By Professor Simon Lee, Professor of Law and Director of the Citizenship and Governance Strategic Research Area at The Open University.
The Windrush generation is much in the news. But the Open University has long been using footage of their arrival in, for instance, Post-Colonial Britain (Archive: BBC and Pathé).
The context in which the programme used this takes students not only to the issue of immigration from Jamaica, but proceeds to explore the contributions to the world of artists, including in the example which immediately follows this BBC and Pathé archive material, an ‘Indian’ artist, actually from Goa. As the programme goes on to explain:
"The arrival of the Empire Windrush in 1948, was a key moment in the story of post colonial Britain.
West Indians, some of whom had been doing their bit in the Second World War, returned to take advantage of their citizenship, and seek a better life in the country they'd been fighting for.
Also among the new arrivals were artists from the Commonwealth, eager to join a still small scale arts scene. One of them was Francis Newton Souza.
By the start of the 1960's, Souza was an enormous hit, with the critics and the public. In 1961, the Observer's art critic would preface a review with the words, “Still the leading Indian artist in the West”.
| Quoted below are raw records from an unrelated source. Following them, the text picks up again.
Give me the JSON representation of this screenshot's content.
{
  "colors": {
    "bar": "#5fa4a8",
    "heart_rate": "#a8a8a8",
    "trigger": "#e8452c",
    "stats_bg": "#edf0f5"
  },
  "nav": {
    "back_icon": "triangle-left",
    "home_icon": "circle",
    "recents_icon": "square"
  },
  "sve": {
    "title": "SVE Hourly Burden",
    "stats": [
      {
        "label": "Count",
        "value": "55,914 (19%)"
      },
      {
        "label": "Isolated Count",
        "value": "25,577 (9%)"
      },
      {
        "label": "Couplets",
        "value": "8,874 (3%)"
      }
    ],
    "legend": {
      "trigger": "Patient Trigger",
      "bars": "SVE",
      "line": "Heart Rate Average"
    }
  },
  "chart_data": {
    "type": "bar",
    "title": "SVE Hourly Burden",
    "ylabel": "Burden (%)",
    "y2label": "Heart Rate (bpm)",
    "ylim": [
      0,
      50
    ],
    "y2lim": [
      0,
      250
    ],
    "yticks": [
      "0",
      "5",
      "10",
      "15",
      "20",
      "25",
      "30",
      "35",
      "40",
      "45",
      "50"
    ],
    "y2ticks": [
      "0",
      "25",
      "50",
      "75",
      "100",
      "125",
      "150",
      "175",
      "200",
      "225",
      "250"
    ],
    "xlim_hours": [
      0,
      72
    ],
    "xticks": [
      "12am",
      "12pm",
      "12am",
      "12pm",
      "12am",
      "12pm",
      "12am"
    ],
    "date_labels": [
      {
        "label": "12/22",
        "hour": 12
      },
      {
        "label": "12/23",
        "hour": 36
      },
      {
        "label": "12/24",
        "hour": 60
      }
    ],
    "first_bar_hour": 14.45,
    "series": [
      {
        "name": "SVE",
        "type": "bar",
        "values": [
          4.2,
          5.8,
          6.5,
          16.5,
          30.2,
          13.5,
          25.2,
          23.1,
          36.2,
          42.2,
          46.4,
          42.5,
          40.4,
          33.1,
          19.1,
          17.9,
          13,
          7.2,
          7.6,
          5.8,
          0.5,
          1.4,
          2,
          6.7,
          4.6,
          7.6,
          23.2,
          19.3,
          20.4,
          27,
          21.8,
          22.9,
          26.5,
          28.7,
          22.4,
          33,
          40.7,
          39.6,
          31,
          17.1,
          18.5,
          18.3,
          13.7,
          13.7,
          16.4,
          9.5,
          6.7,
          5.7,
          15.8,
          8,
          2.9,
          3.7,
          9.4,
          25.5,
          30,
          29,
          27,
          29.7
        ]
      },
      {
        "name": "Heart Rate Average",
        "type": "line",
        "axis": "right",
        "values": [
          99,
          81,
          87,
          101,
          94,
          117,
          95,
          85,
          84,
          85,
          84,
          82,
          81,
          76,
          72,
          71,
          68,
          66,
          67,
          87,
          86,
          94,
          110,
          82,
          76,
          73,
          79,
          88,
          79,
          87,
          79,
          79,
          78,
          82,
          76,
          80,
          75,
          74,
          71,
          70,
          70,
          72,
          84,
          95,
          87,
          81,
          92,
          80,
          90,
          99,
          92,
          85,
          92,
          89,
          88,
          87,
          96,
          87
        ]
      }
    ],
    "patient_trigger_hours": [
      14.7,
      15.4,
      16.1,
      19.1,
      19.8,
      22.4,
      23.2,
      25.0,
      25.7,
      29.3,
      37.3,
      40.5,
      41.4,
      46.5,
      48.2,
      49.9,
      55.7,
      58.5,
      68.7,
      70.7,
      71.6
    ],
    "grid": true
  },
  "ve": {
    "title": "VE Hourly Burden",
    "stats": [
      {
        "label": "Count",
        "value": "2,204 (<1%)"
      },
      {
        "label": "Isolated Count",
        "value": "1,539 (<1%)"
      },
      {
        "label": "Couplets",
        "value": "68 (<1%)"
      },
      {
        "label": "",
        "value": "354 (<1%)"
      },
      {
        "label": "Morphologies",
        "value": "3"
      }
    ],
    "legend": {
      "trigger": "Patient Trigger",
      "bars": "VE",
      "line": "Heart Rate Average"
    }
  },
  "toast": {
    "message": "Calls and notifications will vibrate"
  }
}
Souza grew up in a Portuguese colony. The Catholic church was a huge influence on Souza as a child, and Souza’s religious paintings can very much be seen within continuing visual traditions that surrounded him as a child. The point is this, it’s not as if Souza was painting Indian paintings in India, and then came over here, and started painting in a western fashion. Growing up in Goa, Souza was surrounded by western religious imagery."